Type of Publication: Article in Collected Edition

A Common Body of Knowledge for Engineering Secure Software and Services

Author(s):

Schwittek, Widura; Schmidt, Holger; Beckers, Kristian; Eicker, Stefan; Faßbender, Stephan; Heisel, Maritta

Title of Anthology:

Proceedings of the 7th International Conference on Availability, Reliability and Security

pages:

499-506

Publisher:

IEEE

Publication Date:

2012

Digital Object Identifier (DOI):

doi:10.1109/ARES.2012.31

Link to complete version:

https://ieeexplore.ieee.org/stamp/stamp.jsp?tp=&arnumber=6329223

Citation:

Download BibTeX

Abstract

The discipline of engineering secure software and services brings together researchers and practitioners from software, services, and security engineering. This interdisciplinary community is fairly new, it is still not well integrated and is therefore confronted with differing perspectives, processes, methods, tools, vocabularies, and standards.
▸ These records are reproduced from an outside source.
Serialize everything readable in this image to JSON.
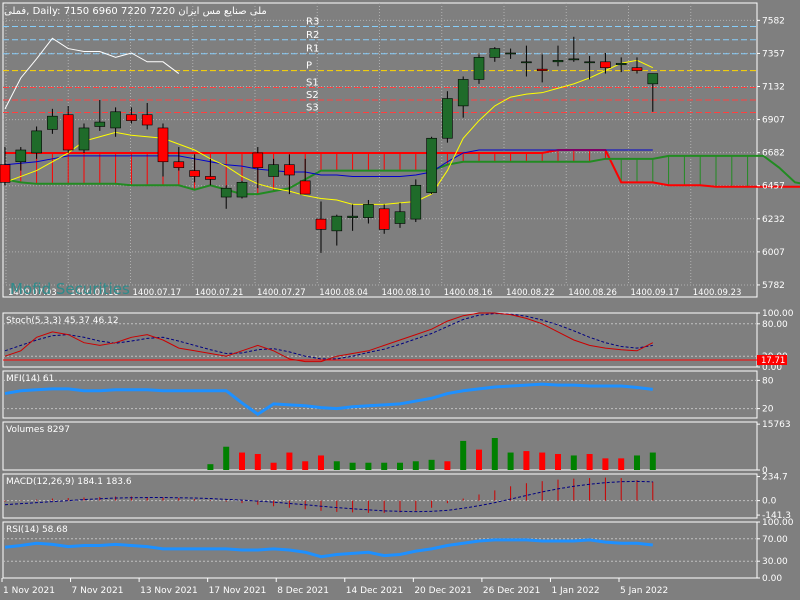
{
  "header": {
    "symbol": "فملی",
    "timeframe": "Daily",
    "ohlc": "7150 6960 7220 7220",
    "name": "ملی صنایع مس ایران"
  },
  "watermark": "Mofid Securities",
  "colors": {
    "background": "#7f7f7f",
    "grid": "#b0b0b0",
    "bull": "#1f6b2a",
    "bear": "#ff0000",
    "conversion": "#ffff00",
    "base": "#0000cc",
    "lagging": "#ffffff",
    "span_a": "#ff0000",
    "span_b": "#228b22",
    "stoch_main": "#cc0000",
    "stoch_signal": "#000080",
    "oscillator_line": "#1e90ff",
    "volume_up": "#008000",
    "volume_down": "#ff0000",
    "macd_hist": "#cc0000",
    "macd_signal": "#000080",
    "pivot_blue": "#87cefa",
    "pivot_yellow": "#ffd700",
    "pivot_red": "#ff4040"
  },
  "chart_data": [
    {
      "type": "candlestick",
      "panel": "main",
      "title": "فملی, Daily:  7150 6960 7220 7220",
      "price_ticks": [
        7582,
        7357,
        7132,
        6907,
        6682,
        6457,
        6232,
        6007,
        5782
      ],
      "ylim": [
        5700,
        7700
      ],
      "x_tick_labels": [
        "1400.07.03",
        "1400.07.10",
        "1400.07.17",
        "1400.07.21",
        "1400.07.27",
        "1400.08.04",
        "1400.08.10",
        "1400.08.16",
        "1400.08.22",
        "1400.08.26",
        "1400.09.17",
        "1400.09.23"
      ],
      "pivots": [
        {
          "label": "R3",
          "value": 7540,
          "color": "blue"
        },
        {
          "label": "R2",
          "value": 7450,
          "color": "blue"
        },
        {
          "label": "R1",
          "value": 7355,
          "color": "blue"
        },
        {
          "label": "P",
          "value": 7240,
          "color": "yellow"
        },
        {
          "label": "S1",
          "value": 7125,
          "color": "red"
        },
        {
          "label": "S2",
          "value": 7040,
          "color": "red"
        },
        {
          "label": "S3",
          "value": 6955,
          "color": "red"
        }
      ],
      "candles": [
        {
          "o": 6600,
          "h": 6720,
          "l": 6460,
          "c": 6480
        },
        {
          "o": 6620,
          "h": 6720,
          "l": 6560,
          "c": 6700
        },
        {
          "o": 6680,
          "h": 6860,
          "l": 6640,
          "c": 6830
        },
        {
          "o": 6840,
          "h": 6980,
          "l": 6810,
          "c": 6930
        },
        {
          "o": 6940,
          "h": 7000,
          "l": 6680,
          "c": 6700
        },
        {
          "o": 6700,
          "h": 6880,
          "l": 6680,
          "c": 6850
        },
        {
          "o": 6860,
          "h": 7040,
          "l": 6830,
          "c": 6890
        },
        {
          "o": 6850,
          "h": 6990,
          "l": 6790,
          "c": 6960
        },
        {
          "o": 6940,
          "h": 6990,
          "l": 6880,
          "c": 6900
        },
        {
          "o": 6940,
          "h": 7020,
          "l": 6840,
          "c": 6870
        },
        {
          "o": 6850,
          "h": 6880,
          "l": 6520,
          "c": 6620
        },
        {
          "o": 6620,
          "h": 6720,
          "l": 6560,
          "c": 6580
        },
        {
          "o": 6560,
          "h": 6670,
          "l": 6480,
          "c": 6520
        },
        {
          "o": 6520,
          "h": 6640,
          "l": 6460,
          "c": 6500
        },
        {
          "o": 6380,
          "h": 6460,
          "l": 6300,
          "c": 6440
        },
        {
          "o": 6380,
          "h": 6490,
          "l": 6370,
          "c": 6480
        },
        {
          "o": 6680,
          "h": 6720,
          "l": 6440,
          "c": 6580
        },
        {
          "o": 6520,
          "h": 6640,
          "l": 6520,
          "c": 6600
        },
        {
          "o": 6600,
          "h": 6670,
          "l": 6400,
          "c": 6530
        },
        {
          "o": 6490,
          "h": 6640,
          "l": 6460,
          "c": 6400
        },
        {
          "o": 6230,
          "h": 6350,
          "l": 6000,
          "c": 6160
        },
        {
          "o": 6150,
          "h": 6260,
          "l": 6050,
          "c": 6250
        },
        {
          "o": 6240,
          "h": 6330,
          "l": 6150,
          "c": 6250
        },
        {
          "o": 6240,
          "h": 6360,
          "l": 6200,
          "c": 6330
        },
        {
          "o": 6300,
          "h": 6330,
          "l": 6130,
          "c": 6160
        },
        {
          "o": 6200,
          "h": 6340,
          "l": 6170,
          "c": 6280
        },
        {
          "o": 6230,
          "h": 6500,
          "l": 6210,
          "c": 6460
        },
        {
          "o": 6410,
          "h": 6790,
          "l": 6400,
          "c": 6780
        },
        {
          "o": 6780,
          "h": 7100,
          "l": 6750,
          "c": 7050
        },
        {
          "o": 7000,
          "h": 7200,
          "l": 6920,
          "c": 7180
        },
        {
          "o": 7180,
          "h": 7350,
          "l": 7150,
          "c": 7330
        },
        {
          "o": 7330,
          "h": 7400,
          "l": 7300,
          "c": 7390
        },
        {
          "o": 7360,
          "h": 7390,
          "l": 7320,
          "c": 7360
        },
        {
          "o": 7300,
          "h": 7410,
          "l": 7200,
          "c": 7300
        },
        {
          "o": 7250,
          "h": 7350,
          "l": 7160,
          "c": 7240
        },
        {
          "o": 7300,
          "h": 7410,
          "l": 7270,
          "c": 7310
        },
        {
          "o": 7320,
          "h": 7470,
          "l": 7300,
          "c": 7320
        },
        {
          "o": 7300,
          "h": 7340,
          "l": 7180,
          "c": 7300
        },
        {
          "o": 7300,
          "h": 7360,
          "l": 7220,
          "c": 7260
        },
        {
          "o": 7280,
          "h": 7330,
          "l": 7230,
          "c": 7290
        },
        {
          "o": 7260,
          "h": 7330,
          "l": 7220,
          "c": 7240
        },
        {
          "o": 7150,
          "h": 7220,
          "l": 6960,
          "c": 7220
        }
      ],
      "ichimoku": {
        "conversion": [
          6480,
          6520,
          6560,
          6620,
          6680,
          6760,
          6790,
          6820,
          6800,
          6790,
          6780,
          6740,
          6700,
          6640,
          6590,
          6520,
          6470,
          6440,
          6420,
          6390,
          6370,
          6360,
          6330,
          6330,
          6330,
          6340,
          6350,
          6400,
          6560,
          6780,
          6900,
          7000,
          7060,
          7080,
          7090,
          7120,
          7150,
          7190,
          7240,
          7290,
          7310,
          7260
        ],
        "base": [
          6600,
          6610,
          6620,
          6640,
          6660,
          6660,
          6660,
          6660,
          6660,
          6660,
          6660,
          6660,
          6640,
          6620,
          6600,
          6590,
          6570,
          6560,
          6550,
          6550,
          6530,
          6530,
          6520,
          6520,
          6520,
          6520,
          6530,
          6550,
          6620,
          6680,
          6700,
          6700,
          6700,
          6700,
          6700,
          6700,
          6700,
          6700,
          6700,
          6700,
          6700,
          6700
        ],
        "lagging": [
          6980,
          7190,
          7320,
          7460,
          7390,
          7370,
          7370,
          7330,
          7360,
          7300,
          7300,
          7220
        ],
        "span_a": [
          6680,
          6680,
          6680,
          6680,
          6680,
          6680,
          6680,
          6680,
          6680,
          6680,
          6680,
          6680,
          6680,
          6680,
          6680,
          6680,
          6680,
          6680,
          6680,
          6680,
          6680,
          6680,
          6680,
          6680,
          6680,
          6680,
          6680,
          6680,
          6680,
          6680,
          6680,
          6680,
          6680,
          6680,
          6680,
          6700,
          6700,
          6700,
          6700,
          6480,
          6480,
          6480,
          6460,
          6460,
          6460,
          6450,
          6450,
          6450,
          6450,
          6450,
          6450,
          6450,
          6450,
          6450
        ],
        "span_b": [
          6500,
          6480,
          6470,
          6470,
          6470,
          6470,
          6470,
          6470,
          6460,
          6460,
          6460,
          6460,
          6430,
          6460,
          6430,
          6400,
          6400,
          6420,
          6440,
          6500,
          6560,
          6560,
          6560,
          6560,
          6560,
          6560,
          6560,
          6560,
          6600,
          6620,
          6620,
          6620,
          6620,
          6620,
          6620,
          6620,
          6620,
          6620,
          6640,
          6640,
          6640,
          6640,
          6660,
          6660,
          6660,
          6660,
          6660,
          6660,
          6660,
          6580,
          6480,
          6460,
          6450,
          6450
        ]
      }
    },
    {
      "type": "line",
      "panel": "stoch",
      "title": "Stoch(5,3,3) 45.37 46.12",
      "y_ticks": [
        "100.00",
        "80.00",
        "20.00",
        "0.00"
      ],
      "ylim": [
        0,
        100
      ],
      "level_label": "17.71",
      "series": [
        {
          "name": "main",
          "values": [
            20,
            30,
            55,
            65,
            60,
            45,
            40,
            45,
            55,
            60,
            50,
            35,
            30,
            25,
            20,
            30,
            40,
            30,
            15,
            10,
            10,
            20,
            25,
            30,
            40,
            50,
            60,
            70,
            85,
            95,
            100,
            100,
            97,
            90,
            80,
            65,
            50,
            40,
            35,
            32,
            30,
            45
          ]
        },
        {
          "name": "signal",
          "values": [
            30,
            40,
            50,
            58,
            60,
            55,
            48,
            44,
            48,
            53,
            55,
            48,
            40,
            32,
            25,
            26,
            32,
            34,
            28,
            20,
            15,
            15,
            20,
            27,
            33,
            42,
            52,
            62,
            75,
            88,
            96,
            99,
            98,
            94,
            87,
            78,
            67,
            55,
            45,
            38,
            35,
            40
          ]
        }
      ]
    },
    {
      "type": "line",
      "panel": "mfi",
      "title": "MFI(14) 61",
      "y_ticks": [
        "80",
        "20"
      ],
      "ylim": [
        0,
        100
      ],
      "series": [
        {
          "name": "MFI",
          "values": [
            52,
            58,
            60,
            62,
            62,
            58,
            58,
            60,
            60,
            60,
            58,
            58,
            58,
            58,
            58,
            32,
            8,
            30,
            28,
            26,
            22,
            20,
            24,
            26,
            28,
            30,
            36,
            42,
            52,
            58,
            62,
            66,
            68,
            70,
            72,
            70,
            70,
            68,
            68,
            68,
            65,
            61
          ]
        }
      ]
    },
    {
      "type": "bar",
      "panel": "volume",
      "title": "Volumes 8297",
      "y_ticks": [
        "15763",
        "0"
      ],
      "ylim": [
        0,
        16500
      ],
      "values": [
        0,
        0,
        0,
        0,
        0,
        0,
        0,
        0,
        0,
        0,
        0,
        0,
        0,
        2000,
        8000,
        6000,
        5500,
        2500,
        6000,
        3000,
        5000,
        3000,
        2500,
        2500,
        2500,
        2500,
        3000,
        3500,
        3000,
        10000,
        7000,
        11000,
        6000,
        6500,
        6000,
        5500,
        5000,
        5500,
        4000,
        4000,
        5000,
        6000
      ],
      "up": [
        1,
        1,
        1,
        1,
        1,
        1,
        1,
        1,
        1,
        1,
        1,
        1,
        1,
        1,
        1,
        0,
        0,
        0,
        0,
        0,
        0,
        1,
        1,
        1,
        1,
        1,
        1,
        1,
        0,
        1,
        0,
        1,
        1,
        0,
        0,
        0,
        1,
        0,
        0,
        0,
        1,
        1
      ]
    },
    {
      "type": "bar",
      "panel": "macd",
      "title": "MACD(12,26,9) 184.1 183.6",
      "y_ticks": [
        "234.7",
        "0.0",
        "-141.3"
      ],
      "ylim": [
        -170,
        260
      ],
      "values": [
        -10,
        5,
        10,
        20,
        25,
        30,
        35,
        40,
        40,
        35,
        30,
        25,
        15,
        5,
        -10,
        -25,
        -40,
        -55,
        -70,
        -85,
        -100,
        -110,
        -115,
        -120,
        -120,
        -115,
        -100,
        -70,
        -25,
        20,
        60,
        100,
        140,
        170,
        190,
        205,
        215,
        220,
        225,
        220,
        200,
        184
      ],
      "signal": [
        -40,
        -30,
        -20,
        -10,
        0,
        10,
        18,
        25,
        28,
        30,
        30,
        28,
        25,
        20,
        12,
        5,
        -5,
        -15,
        -28,
        -40,
        -55,
        -68,
        -80,
        -90,
        -100,
        -105,
        -108,
        -105,
        -95,
        -75,
        -50,
        -20,
        15,
        50,
        85,
        115,
        140,
        160,
        175,
        185,
        188,
        183
      ]
    },
    {
      "type": "line",
      "panel": "rsi",
      "title": "RSI(14) 58.68",
      "y_ticks": [
        "100.00",
        "70.00",
        "30.00",
        "0.00"
      ],
      "ylim": [
        0,
        100
      ],
      "series": [
        {
          "name": "RSI",
          "values": [
            55,
            58,
            62,
            60,
            56,
            58,
            58,
            60,
            58,
            56,
            52,
            52,
            52,
            52,
            52,
            50,
            50,
            52,
            50,
            46,
            38,
            42,
            44,
            46,
            40,
            42,
            48,
            52,
            58,
            62,
            66,
            68,
            68,
            68,
            66,
            66,
            66,
            68,
            64,
            62,
            62,
            59
          ]
        }
      ]
    },
    {
      "type": "axis",
      "panel": "time",
      "x_tick_labels": [
        "1 Nov 2021",
        "7 Nov 2021",
        "13 Nov 2021",
        "17 Nov 2021",
        "8 Dec 2021",
        "14 Dec 2021",
        "20 Dec 2021",
        "26 Dec 2021",
        "1 Jan 2022",
        "5 Jan 2022"
      ]
    }
  ]
}
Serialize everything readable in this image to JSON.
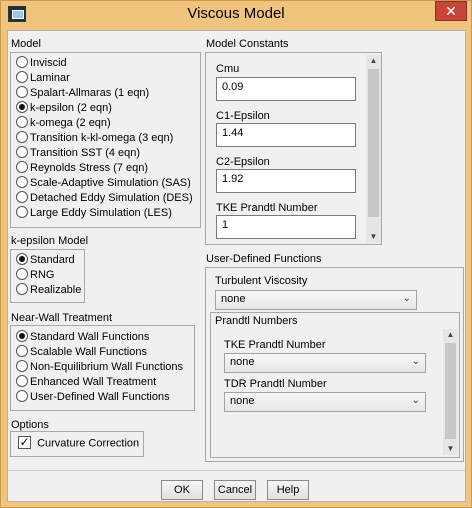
{
  "window": {
    "title": "Viscous Model",
    "close_glyph": "✕"
  },
  "model": {
    "label": "Model",
    "options": [
      {
        "label": "Inviscid",
        "selected": false
      },
      {
        "label": "Laminar",
        "selected": false
      },
      {
        "label": "Spalart-Allmaras (1 eqn)",
        "selected": false
      },
      {
        "label": "k-epsilon (2 eqn)",
        "selected": true
      },
      {
        "label": "k-omega (2 eqn)",
        "selected": false
      },
      {
        "label": "Transition k-kl-omega (3 eqn)",
        "selected": false
      },
      {
        "label": "Transition SST (4 eqn)",
        "selected": false
      },
      {
        "label": "Reynolds Stress (7 eqn)",
        "selected": false
      },
      {
        "label": "Scale-Adaptive Simulation (SAS)",
        "selected": false
      },
      {
        "label": "Detached Eddy Simulation (DES)",
        "selected": false
      },
      {
        "label": "Large Eddy Simulation (LES)",
        "selected": false
      }
    ]
  },
  "k_epsilon_model": {
    "label": "k-epsilon Model",
    "options": [
      {
        "label": "Standard",
        "selected": true
      },
      {
        "label": "RNG",
        "selected": false
      },
      {
        "label": "Realizable",
        "selected": false
      }
    ]
  },
  "near_wall": {
    "label": "Near-Wall Treatment",
    "options": [
      {
        "label": "Standard Wall Functions",
        "selected": true
      },
      {
        "label": "Scalable Wall Functions",
        "selected": false
      },
      {
        "label": "Non-Equilibrium Wall Functions",
        "selected": false
      },
      {
        "label": "Enhanced Wall Treatment",
        "selected": false
      },
      {
        "label": "User-Defined Wall Functions",
        "selected": false
      }
    ]
  },
  "options": {
    "label": "Options",
    "curvature_correction": {
      "label": "Curvature Correction",
      "checked": true,
      "check_glyph": "✓"
    }
  },
  "model_constants": {
    "label": "Model Constants",
    "fields": [
      {
        "label": "Cmu",
        "value": "0.09"
      },
      {
        "label": "C1-Epsilon",
        "value": "1.44"
      },
      {
        "label": "C2-Epsilon",
        "value": "1.92"
      },
      {
        "label": "TKE Prandtl Number",
        "value": "1"
      }
    ]
  },
  "udf": {
    "label": "User-Defined Functions",
    "turbulent_viscosity": {
      "label": "Turbulent Viscosity",
      "value": "none"
    },
    "prandtl_numbers": {
      "label": "Prandtl Numbers",
      "tke": {
        "label": "TKE Prandtl Number",
        "value": "none"
      },
      "tdr": {
        "label": "TDR Prandtl Number",
        "value": "none"
      }
    }
  },
  "buttons": {
    "ok": "OK",
    "cancel": "Cancel",
    "help": "Help"
  },
  "glyphs": {
    "scroll_up": "▲",
    "scroll_down": "▼",
    "chevron": "⌄"
  }
}
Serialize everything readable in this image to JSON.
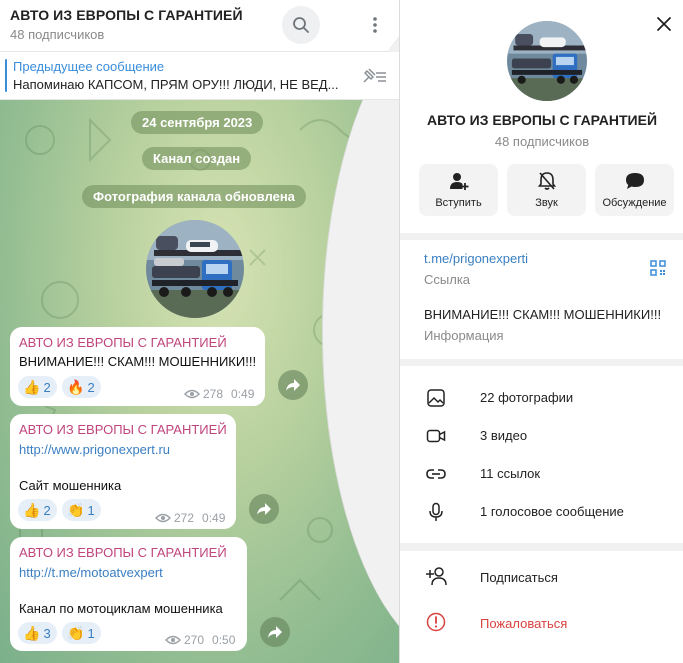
{
  "chat": {
    "title": "АВТО ИЗ ЕВРОПЫ С ГАРАНТИЕЙ",
    "subscribers": "48 подписчиков",
    "pinned": {
      "title": "Предыдущее сообщение",
      "text": "Напоминаю КАПСОМ, ПРЯМ ОРУ!!!  ЛЮДИ, НЕ ВЕД..."
    },
    "service": {
      "date": "24 сентября 2023",
      "created": "Канал создан",
      "photo_updated": "Фотография канала обновлена"
    },
    "messages": [
      {
        "author": "АВТО ИЗ ЕВРОПЫ С ГАРАНТИЕЙ",
        "lines": [
          "ВНИМАНИЕ!!! СКАМ!!! МОШЕННИКИ!!!"
        ],
        "reactions": [
          {
            "emoji": "👍",
            "count": "2"
          },
          {
            "emoji": "🔥",
            "count": "2"
          }
        ],
        "views": "278",
        "time": "0:49"
      },
      {
        "author": "АВТО ИЗ ЕВРОПЫ С ГАРАНТИЕЙ",
        "link": "http://www.prigonexpert.ru",
        "text": "Сайт мошенника",
        "reactions": [
          {
            "emoji": "👍",
            "count": "2"
          },
          {
            "emoji": "👏",
            "count": "1"
          }
        ],
        "views": "272",
        "time": "0:49"
      },
      {
        "author": "АВТО ИЗ ЕВРОПЫ С ГАРАНТИЕЙ",
        "link": "http://t.me/motoatvexpert",
        "text": "Канал по мотоциклам мошенника",
        "reactions": [
          {
            "emoji": "👍",
            "count": "3"
          },
          {
            "emoji": "👏",
            "count": "1"
          }
        ],
        "views": "270",
        "time": "0:50"
      }
    ]
  },
  "panel": {
    "name": "АВТО ИЗ ЕВРОПЫ С ГАРАНТИЕЙ",
    "subscribers": "48 подписчиков",
    "actions": [
      {
        "label": "Вступить",
        "icon": "add-user-icon"
      },
      {
        "label": "Звук",
        "icon": "bell-muted-icon"
      },
      {
        "label": "Обсуждение",
        "icon": "chat-bubble-icon"
      }
    ],
    "info": {
      "link": "t.me/prigonexperti",
      "link_label": "Ссылка",
      "description": "ВНИМАНИЕ!!! СКАМ!!! МОШЕННИКИ!!!",
      "description_label": "Информация"
    },
    "media": [
      {
        "label": "22 фотографии",
        "icon": "photo-icon"
      },
      {
        "label": "3 видео",
        "icon": "video-icon"
      },
      {
        "label": "11 ссылок",
        "icon": "link-icon"
      },
      {
        "label": "1 голосовое сообщение",
        "icon": "microphone-icon"
      }
    ],
    "bottom": {
      "subscribe": "Подписаться",
      "report": "Пожаловаться"
    }
  },
  "colors": {
    "accent": "#3a8ddb",
    "author": "#c0457d",
    "danger": "#d8423f"
  }
}
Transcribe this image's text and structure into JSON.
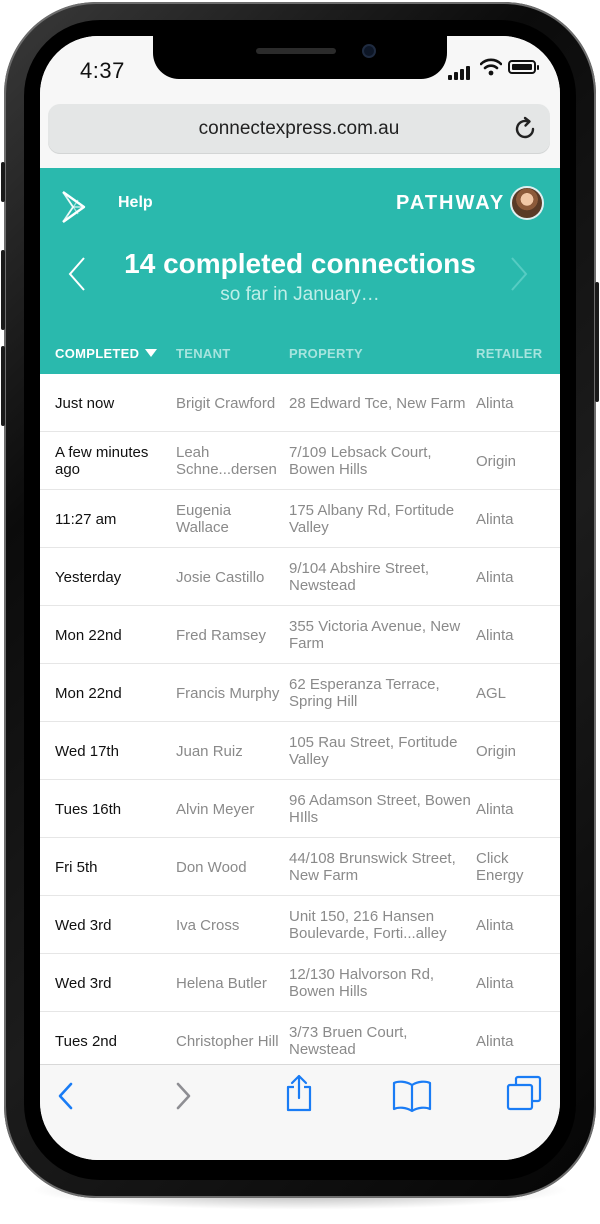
{
  "status_bar": {
    "time": "4:37"
  },
  "browser": {
    "url": "connectexpress.com.au"
  },
  "header": {
    "help_label": "Help",
    "brand": "PATHWAY",
    "headline": "14 completed connections",
    "subline": "so far in January…",
    "accent_color": "#2ab9ad"
  },
  "columns": {
    "completed": "COMPLETED",
    "tenant": "TENANT",
    "property": "PROPERTY",
    "retailer": "RETAILER"
  },
  "rows": [
    {
      "completed": "Just now",
      "tenant": "Brigit Crawford",
      "property": "28 Edward Tce, New Farm",
      "retailer": "Alinta"
    },
    {
      "completed": "A few minutes ago",
      "tenant": "Leah Schne...dersen",
      "property": "7/109 Lebsack Court, Bowen Hills",
      "retailer": "Origin"
    },
    {
      "completed": "11:27 am",
      "tenant": "Eugenia Wallace",
      "property": "175 Albany Rd, Fortitude Valley",
      "retailer": "Alinta"
    },
    {
      "completed": "Yesterday",
      "tenant": "Josie Castillo",
      "property": "9/104 Abshire Street, Newstead",
      "retailer": "Alinta"
    },
    {
      "completed": "Mon 22nd",
      "tenant": "Fred Ramsey",
      "property": "355 Victoria Avenue, New Farm",
      "retailer": "Alinta"
    },
    {
      "completed": "Mon 22nd",
      "tenant": "Francis Murphy",
      "property": "62 Esperanza Terrace, Spring Hill",
      "retailer": "AGL"
    },
    {
      "completed": "Wed 17th",
      "tenant": "Juan Ruiz",
      "property": "105 Rau Street, Fortitude Valley",
      "retailer": "Origin"
    },
    {
      "completed": "Tues 16th",
      "tenant": "Alvin Meyer",
      "property": "96 Adamson Street, Bowen HIlls",
      "retailer": "Alinta"
    },
    {
      "completed": "Fri 5th",
      "tenant": "Don Wood",
      "property": "44/108 Brunswick Street, New Farm",
      "retailer": "Click Energy"
    },
    {
      "completed": "Wed 3rd",
      "tenant": "Iva Cross",
      "property": "Unit 150, 216 Hansen Boulevarde, Forti...alley",
      "retailer": "Alinta"
    },
    {
      "completed": "Wed 3rd",
      "tenant": "Helena Butler",
      "property": "12/130 Halvorson Rd, Bowen Hills",
      "retailer": "Alinta"
    },
    {
      "completed": "Tues 2nd",
      "tenant": "Christopher Hill",
      "property": "3/73 Bruen Court, Newstead",
      "retailer": "Alinta"
    }
  ],
  "icons": {
    "back": "chevron-left-icon",
    "forward": "chevron-right-icon",
    "share": "share-icon",
    "bookmarks": "book-icon",
    "tabs": "tabs-icon"
  }
}
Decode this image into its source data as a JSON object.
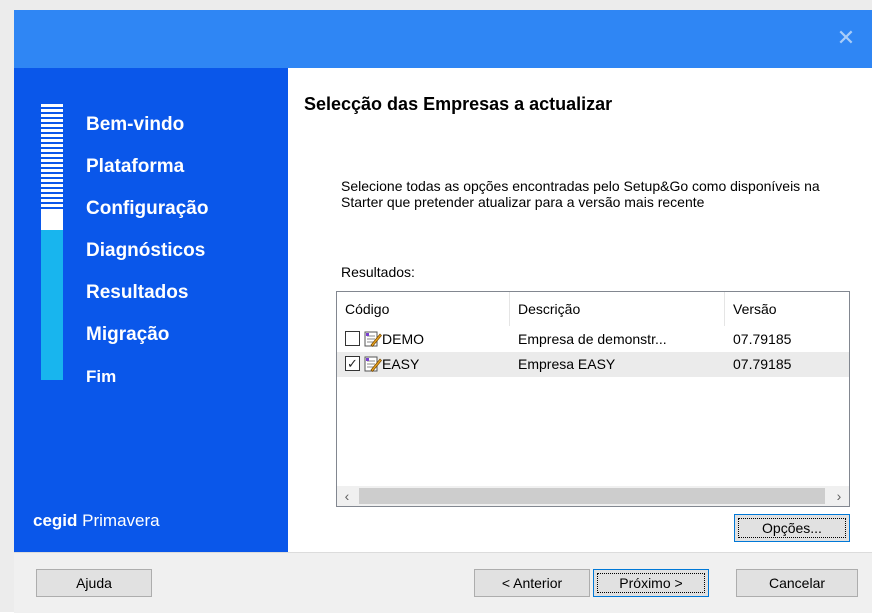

We present a Common Body of Knowledge (CBK) to overcome the aforementioned problems. We capture use cases from research and practice to derive requirements for the CBK. Our CBK collects, integrates, and structures knowledge from the different disciplines based on an ontology that allows one to semantically enrich content to be able to query the CBK. The CBK heavily relies on user participation, making use of the Semantic MediaWiki as a platform to support collaborative writing. The ontology is complemented by a conceptual framework, consisting of concepts to structure the knowledge and to provide access to it, and a means to build a common terminology. We also present organizational factors covering dissemination and quality assurance.